Speaking of .NET, I've been successfully running .NET 9 on AMD64 FreeBSD. It's nice to have that choice.

I donnow. C# and .NET are amazing. People tend to ignore it because Microsoft, but they are being short-sighted. What shiny things are you missing?

> The only native contenders in the field right now are IMHO are [...] and flutter

I wouldn't really call Flutter "native".

I don't have a strong enough grasp of where React Native is at now.

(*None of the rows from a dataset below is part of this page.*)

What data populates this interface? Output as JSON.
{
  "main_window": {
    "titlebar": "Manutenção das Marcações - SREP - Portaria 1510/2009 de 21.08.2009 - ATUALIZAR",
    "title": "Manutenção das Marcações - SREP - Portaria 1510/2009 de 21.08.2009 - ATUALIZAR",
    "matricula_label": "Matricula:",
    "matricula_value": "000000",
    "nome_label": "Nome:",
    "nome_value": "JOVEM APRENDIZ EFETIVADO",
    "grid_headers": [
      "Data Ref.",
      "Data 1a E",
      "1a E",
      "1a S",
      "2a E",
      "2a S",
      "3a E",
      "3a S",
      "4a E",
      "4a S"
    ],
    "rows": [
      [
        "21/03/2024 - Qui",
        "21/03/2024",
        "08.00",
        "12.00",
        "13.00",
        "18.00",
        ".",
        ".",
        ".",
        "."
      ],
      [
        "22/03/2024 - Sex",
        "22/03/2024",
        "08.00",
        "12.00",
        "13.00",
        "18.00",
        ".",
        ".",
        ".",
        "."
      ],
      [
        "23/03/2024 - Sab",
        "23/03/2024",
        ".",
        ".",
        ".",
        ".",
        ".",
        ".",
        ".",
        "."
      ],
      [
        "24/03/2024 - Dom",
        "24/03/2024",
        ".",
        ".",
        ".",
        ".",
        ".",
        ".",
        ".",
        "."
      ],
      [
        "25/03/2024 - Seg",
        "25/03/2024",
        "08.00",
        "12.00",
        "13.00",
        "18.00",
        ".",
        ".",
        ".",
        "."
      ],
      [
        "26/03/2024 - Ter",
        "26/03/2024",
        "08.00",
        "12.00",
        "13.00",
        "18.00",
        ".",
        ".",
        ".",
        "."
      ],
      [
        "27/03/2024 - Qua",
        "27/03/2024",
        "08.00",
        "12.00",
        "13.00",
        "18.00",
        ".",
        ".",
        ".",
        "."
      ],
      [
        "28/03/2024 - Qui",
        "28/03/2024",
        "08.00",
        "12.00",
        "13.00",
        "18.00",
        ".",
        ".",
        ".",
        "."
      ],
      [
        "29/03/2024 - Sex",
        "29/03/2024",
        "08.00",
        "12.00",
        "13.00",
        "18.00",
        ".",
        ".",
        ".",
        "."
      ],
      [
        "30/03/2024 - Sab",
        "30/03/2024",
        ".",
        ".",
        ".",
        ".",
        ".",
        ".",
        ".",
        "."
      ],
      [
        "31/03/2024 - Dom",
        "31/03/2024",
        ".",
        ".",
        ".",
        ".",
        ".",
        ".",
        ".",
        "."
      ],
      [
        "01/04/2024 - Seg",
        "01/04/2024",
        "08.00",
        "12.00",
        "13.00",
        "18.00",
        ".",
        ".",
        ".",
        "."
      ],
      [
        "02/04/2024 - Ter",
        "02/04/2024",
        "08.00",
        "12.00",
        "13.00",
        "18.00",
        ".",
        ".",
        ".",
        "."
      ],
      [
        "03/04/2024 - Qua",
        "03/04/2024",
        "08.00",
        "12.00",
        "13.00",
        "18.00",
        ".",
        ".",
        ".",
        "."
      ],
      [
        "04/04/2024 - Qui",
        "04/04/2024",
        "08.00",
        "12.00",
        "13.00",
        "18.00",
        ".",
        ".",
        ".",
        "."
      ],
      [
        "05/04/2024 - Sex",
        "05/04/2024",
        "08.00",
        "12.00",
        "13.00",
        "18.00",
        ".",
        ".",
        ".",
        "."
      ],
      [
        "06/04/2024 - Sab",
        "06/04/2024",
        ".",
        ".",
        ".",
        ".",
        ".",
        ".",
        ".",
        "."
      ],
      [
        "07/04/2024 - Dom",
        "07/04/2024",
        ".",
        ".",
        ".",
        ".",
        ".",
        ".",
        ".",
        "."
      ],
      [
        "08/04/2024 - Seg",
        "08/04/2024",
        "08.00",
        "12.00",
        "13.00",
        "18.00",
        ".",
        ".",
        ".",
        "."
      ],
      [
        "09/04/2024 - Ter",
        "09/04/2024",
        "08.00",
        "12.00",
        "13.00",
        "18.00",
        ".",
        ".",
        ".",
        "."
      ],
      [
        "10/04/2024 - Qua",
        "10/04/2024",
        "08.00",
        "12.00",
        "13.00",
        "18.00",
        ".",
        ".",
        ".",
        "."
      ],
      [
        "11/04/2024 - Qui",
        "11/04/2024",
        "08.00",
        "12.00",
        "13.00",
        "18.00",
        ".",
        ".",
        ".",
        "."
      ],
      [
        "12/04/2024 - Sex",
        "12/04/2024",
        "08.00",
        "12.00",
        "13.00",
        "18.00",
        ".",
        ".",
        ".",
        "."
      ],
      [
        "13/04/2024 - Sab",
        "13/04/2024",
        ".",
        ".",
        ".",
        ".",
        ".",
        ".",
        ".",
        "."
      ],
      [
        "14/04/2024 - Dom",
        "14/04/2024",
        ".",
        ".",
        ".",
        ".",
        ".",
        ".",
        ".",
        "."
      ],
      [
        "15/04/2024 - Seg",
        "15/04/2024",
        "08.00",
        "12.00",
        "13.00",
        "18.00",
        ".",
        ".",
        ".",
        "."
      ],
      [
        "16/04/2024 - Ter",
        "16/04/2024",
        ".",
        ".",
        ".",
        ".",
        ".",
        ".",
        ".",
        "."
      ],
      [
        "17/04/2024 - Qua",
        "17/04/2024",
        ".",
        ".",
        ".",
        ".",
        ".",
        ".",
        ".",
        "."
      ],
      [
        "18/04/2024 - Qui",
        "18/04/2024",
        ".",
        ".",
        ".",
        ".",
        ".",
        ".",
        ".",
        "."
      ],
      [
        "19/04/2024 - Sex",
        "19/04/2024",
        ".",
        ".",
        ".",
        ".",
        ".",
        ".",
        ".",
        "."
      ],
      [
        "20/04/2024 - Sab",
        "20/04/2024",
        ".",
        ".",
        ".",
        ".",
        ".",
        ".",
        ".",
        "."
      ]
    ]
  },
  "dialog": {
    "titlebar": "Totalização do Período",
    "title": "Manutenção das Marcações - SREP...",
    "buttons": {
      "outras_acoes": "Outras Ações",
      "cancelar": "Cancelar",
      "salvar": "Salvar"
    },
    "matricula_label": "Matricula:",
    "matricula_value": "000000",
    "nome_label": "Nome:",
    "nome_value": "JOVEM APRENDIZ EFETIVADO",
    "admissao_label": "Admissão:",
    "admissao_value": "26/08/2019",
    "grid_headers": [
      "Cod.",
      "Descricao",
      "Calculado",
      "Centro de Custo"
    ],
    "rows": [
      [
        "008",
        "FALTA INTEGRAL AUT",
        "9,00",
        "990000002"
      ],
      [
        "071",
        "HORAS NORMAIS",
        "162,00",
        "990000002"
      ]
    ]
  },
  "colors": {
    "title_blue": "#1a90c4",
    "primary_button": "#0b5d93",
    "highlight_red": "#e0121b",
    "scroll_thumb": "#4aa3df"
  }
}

It was severely lacking when I looked at it circa 2018. But then we needed to call in to our own native code libraries, so we were probably quite niche.

Xamarin.Forms worked well enough, but the transition to MAUI has been full of woe and even more bugs and weird edge case functionality than Xamarin had.


Aspire, extensions everywhere, field variables, spans as part of the type system, and naturally plenty of AI, isn't fancy enough?

>The only native contenders in the field right now are IMHO are react native and flutter which are both UI toolkits first and language second

Flutter is not a language.

https://en.wikipedia.org/wiki/Flutter_(software)

From that page:

>Flutter apps are written in the Dart language.

>https://en.wikipedia.org/wiki/Dart_(programming_language)


most know that, it's implied to simplify the phrasing.

just mixing appkit and language in the same phrase implies swift.


This is a blessing and a curse. I, for one, preferred Swift from before, when it wasn't hell bent on replacing C++.

It was a simpler Swift, I could understand all of it. Just look at the explosion of keywords in Swift.